[Hypatia by Charles Kingsley]@TWC D-Link bookHypatia CHAPTER II: THE DYING WORLD 15/36
'Ah, that your excellency but saw the great duel which depends on you alone! Do not fancy that the battle is merely between Paganism and Christianity--' 'Why, if it were, you know, I, as a Christian, under a Christian and sainted emperor, not to mention his august sister--' 'We understand,' interrupted she, with an impatient wave of her beautiful hand.
'Not even between them; not even between philosophy and barbarism.
The struggle is simply one between the aristocracy and the mob,--between wealth, refinement, art, learning, all that makes a nation great, and the savage herd of child-breeders below, the many ignoble, who were meant to labour for the noble few.
Shall the Roman empire command or obey her own slaves? is the question which you and Cyril have to battle out; and the fight must be internecine.' 'I should not wonder if it became so, really,' answered the prefect, with a shrug of his shoulders.

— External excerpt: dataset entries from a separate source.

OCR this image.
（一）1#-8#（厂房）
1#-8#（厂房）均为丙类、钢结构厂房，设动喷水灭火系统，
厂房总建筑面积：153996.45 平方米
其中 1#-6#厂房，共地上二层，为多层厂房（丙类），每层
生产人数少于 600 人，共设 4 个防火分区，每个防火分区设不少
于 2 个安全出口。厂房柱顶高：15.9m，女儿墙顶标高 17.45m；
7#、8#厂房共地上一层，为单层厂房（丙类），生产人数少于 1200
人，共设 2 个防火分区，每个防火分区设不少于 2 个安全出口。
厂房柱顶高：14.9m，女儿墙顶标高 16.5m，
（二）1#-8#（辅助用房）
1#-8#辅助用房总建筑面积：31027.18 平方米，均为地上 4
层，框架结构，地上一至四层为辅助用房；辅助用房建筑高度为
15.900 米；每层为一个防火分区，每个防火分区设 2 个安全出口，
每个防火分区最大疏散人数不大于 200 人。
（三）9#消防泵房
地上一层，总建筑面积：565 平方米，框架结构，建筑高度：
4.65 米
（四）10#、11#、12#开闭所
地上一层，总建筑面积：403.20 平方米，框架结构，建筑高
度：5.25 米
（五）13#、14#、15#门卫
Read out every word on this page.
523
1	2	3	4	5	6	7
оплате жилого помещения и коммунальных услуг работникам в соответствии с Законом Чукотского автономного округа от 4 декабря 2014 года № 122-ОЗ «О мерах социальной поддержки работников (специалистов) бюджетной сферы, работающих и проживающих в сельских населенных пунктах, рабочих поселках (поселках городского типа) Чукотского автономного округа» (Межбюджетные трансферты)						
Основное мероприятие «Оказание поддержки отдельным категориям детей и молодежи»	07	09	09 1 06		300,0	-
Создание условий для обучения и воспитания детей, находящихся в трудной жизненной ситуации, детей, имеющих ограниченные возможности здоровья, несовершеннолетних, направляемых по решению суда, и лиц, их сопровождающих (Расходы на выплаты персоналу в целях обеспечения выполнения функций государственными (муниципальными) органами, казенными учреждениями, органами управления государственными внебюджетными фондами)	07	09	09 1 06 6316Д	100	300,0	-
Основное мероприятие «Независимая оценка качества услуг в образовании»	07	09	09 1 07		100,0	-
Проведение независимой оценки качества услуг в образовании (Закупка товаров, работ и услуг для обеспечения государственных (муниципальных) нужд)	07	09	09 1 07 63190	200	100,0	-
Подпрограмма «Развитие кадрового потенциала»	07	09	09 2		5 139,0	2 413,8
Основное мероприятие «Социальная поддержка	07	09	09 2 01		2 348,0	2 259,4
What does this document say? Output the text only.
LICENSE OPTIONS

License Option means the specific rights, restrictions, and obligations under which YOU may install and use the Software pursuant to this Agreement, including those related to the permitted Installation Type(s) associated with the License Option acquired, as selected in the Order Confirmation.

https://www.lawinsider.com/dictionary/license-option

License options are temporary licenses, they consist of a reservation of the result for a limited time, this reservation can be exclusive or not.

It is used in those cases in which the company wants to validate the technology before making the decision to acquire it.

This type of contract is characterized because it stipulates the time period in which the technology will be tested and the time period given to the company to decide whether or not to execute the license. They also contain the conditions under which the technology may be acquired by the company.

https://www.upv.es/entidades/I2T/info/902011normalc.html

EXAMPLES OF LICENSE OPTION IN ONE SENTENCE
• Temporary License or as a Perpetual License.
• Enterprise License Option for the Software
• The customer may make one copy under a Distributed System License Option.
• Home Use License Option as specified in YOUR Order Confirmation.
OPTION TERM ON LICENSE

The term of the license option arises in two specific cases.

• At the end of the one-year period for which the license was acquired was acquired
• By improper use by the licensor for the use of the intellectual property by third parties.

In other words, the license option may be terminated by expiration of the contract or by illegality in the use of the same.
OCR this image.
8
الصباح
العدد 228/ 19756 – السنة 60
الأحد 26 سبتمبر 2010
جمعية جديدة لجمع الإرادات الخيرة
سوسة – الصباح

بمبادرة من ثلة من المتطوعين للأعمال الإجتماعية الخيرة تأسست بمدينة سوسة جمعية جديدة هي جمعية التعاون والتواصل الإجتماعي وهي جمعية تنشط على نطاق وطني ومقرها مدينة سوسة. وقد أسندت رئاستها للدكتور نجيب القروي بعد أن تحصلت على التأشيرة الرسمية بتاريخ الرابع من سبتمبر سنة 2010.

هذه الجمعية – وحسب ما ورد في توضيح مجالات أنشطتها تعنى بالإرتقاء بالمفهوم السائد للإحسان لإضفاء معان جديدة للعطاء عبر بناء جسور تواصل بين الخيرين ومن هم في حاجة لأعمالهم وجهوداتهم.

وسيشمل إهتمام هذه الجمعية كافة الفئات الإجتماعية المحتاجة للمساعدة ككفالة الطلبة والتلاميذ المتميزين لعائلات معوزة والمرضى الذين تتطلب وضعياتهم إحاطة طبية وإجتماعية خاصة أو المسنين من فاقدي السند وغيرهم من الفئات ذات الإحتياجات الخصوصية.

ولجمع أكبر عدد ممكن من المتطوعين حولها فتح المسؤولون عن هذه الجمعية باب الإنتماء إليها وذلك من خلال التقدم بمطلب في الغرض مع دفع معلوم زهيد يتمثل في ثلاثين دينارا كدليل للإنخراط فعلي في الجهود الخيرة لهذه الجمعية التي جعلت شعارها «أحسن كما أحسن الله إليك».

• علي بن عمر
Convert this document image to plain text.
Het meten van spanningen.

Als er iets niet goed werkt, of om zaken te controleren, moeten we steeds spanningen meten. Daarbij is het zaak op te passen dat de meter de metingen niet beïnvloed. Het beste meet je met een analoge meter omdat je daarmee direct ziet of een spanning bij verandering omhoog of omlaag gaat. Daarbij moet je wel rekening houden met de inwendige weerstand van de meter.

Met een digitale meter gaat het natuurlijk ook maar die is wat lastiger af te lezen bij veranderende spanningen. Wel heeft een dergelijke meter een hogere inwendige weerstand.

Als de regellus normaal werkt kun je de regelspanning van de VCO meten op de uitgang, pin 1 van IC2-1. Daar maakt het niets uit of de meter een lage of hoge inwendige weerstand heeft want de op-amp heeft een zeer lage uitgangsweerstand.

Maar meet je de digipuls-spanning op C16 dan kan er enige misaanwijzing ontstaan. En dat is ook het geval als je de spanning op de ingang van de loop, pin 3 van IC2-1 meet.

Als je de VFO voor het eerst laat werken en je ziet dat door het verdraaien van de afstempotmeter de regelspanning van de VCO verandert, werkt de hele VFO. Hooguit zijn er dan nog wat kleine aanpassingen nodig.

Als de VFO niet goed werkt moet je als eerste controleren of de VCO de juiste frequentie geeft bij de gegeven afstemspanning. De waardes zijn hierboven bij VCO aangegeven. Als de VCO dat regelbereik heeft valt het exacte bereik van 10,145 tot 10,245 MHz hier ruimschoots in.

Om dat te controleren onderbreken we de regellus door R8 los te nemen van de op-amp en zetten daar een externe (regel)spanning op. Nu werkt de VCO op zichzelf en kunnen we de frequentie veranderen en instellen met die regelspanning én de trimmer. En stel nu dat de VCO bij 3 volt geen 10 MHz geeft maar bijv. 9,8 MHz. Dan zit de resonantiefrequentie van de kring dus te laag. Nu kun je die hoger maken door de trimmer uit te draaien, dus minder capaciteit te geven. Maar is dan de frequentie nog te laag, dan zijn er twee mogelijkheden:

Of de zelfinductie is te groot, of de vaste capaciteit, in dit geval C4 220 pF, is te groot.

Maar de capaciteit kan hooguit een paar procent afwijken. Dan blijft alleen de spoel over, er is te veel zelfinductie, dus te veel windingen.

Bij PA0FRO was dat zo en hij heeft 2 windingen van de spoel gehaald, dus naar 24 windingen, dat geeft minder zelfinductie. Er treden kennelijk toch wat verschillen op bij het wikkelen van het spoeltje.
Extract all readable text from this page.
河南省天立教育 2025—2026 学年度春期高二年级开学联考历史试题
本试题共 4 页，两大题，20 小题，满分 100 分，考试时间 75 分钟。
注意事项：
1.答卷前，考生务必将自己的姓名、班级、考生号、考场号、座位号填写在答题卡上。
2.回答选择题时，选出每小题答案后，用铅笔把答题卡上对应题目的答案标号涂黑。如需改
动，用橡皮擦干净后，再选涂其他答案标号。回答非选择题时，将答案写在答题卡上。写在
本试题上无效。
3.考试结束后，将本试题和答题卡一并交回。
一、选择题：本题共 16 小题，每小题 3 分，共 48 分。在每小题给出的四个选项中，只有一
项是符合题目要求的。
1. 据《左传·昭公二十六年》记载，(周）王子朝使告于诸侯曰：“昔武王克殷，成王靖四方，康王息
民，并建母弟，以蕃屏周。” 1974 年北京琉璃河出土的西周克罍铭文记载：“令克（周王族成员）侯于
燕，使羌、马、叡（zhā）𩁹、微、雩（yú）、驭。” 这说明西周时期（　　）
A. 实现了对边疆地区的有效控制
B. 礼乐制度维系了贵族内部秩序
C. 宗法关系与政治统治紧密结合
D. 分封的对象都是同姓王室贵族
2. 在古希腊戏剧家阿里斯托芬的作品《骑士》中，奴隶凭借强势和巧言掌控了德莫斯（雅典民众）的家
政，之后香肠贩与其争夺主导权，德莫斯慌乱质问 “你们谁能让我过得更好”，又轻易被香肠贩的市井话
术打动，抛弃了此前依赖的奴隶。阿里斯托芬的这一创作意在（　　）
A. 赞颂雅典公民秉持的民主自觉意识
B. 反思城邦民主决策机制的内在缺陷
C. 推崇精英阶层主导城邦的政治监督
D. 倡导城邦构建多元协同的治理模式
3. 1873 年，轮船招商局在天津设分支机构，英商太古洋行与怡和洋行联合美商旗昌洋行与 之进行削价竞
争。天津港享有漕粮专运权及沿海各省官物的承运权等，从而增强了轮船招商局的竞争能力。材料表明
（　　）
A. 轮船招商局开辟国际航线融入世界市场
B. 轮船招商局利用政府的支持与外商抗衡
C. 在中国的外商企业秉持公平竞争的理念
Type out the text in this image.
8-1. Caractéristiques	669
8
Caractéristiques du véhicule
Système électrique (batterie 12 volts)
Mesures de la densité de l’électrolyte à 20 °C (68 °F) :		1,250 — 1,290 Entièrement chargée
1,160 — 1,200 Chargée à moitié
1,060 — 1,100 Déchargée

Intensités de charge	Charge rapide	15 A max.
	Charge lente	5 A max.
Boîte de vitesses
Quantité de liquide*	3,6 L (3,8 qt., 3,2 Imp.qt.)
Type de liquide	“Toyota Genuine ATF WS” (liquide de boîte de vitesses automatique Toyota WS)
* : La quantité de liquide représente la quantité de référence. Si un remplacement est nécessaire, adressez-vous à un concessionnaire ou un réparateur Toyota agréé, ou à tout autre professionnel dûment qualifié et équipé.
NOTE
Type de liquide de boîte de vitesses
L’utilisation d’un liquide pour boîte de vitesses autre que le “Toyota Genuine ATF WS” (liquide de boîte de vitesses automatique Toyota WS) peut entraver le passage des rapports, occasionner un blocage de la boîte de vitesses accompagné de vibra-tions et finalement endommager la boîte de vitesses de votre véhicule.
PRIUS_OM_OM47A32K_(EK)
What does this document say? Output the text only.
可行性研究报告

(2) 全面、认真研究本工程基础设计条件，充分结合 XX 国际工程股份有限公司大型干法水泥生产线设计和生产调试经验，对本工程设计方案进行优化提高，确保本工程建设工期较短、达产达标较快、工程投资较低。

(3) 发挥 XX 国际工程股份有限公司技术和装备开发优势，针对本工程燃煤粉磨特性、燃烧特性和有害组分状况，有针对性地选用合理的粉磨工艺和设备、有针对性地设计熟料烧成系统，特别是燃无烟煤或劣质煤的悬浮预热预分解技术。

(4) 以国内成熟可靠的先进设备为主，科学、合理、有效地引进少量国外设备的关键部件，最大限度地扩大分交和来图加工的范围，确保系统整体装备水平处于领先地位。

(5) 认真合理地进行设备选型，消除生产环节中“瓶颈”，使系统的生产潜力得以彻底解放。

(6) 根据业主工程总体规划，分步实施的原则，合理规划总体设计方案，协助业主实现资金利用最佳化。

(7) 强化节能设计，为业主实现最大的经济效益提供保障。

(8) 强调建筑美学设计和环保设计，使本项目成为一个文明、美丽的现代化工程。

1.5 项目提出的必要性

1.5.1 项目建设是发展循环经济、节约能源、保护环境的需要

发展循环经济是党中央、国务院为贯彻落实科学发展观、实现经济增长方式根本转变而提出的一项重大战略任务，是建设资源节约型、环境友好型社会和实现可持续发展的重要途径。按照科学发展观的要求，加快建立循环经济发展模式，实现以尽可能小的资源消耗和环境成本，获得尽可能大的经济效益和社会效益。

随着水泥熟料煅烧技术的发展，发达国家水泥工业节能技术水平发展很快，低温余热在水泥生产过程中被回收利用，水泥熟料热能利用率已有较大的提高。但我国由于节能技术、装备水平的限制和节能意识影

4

'I expect every time I ride, to have my brains knocked out by some mad monk.' 'Why not? In an age when, as has been well and often said, emperors and consulars crawl to the tombs of a tent-maker and a fisherman, and kiss the mouldy bones of the vilest slaves? Why not, among a people whose God is the crucified son of a carpenter? Why should learning, authority, antiquity, birth, rank, the system of empire which has been growing up, fed by the accumulated wisdom of ages,--why, I say, should any of these things protect your life a moment from the fury of any beggar who believes that the Son of God died for him as much as for you, and that he is your equal if not your superior in the sight of his low-born and illiterate deity!' [Footnote: These are the arguments and the language which were commonly employed by Porphyry, Julian, and the other opponents of Christianity.] 'My most eloquent philosopher, this may be--and perhaps is--all very true.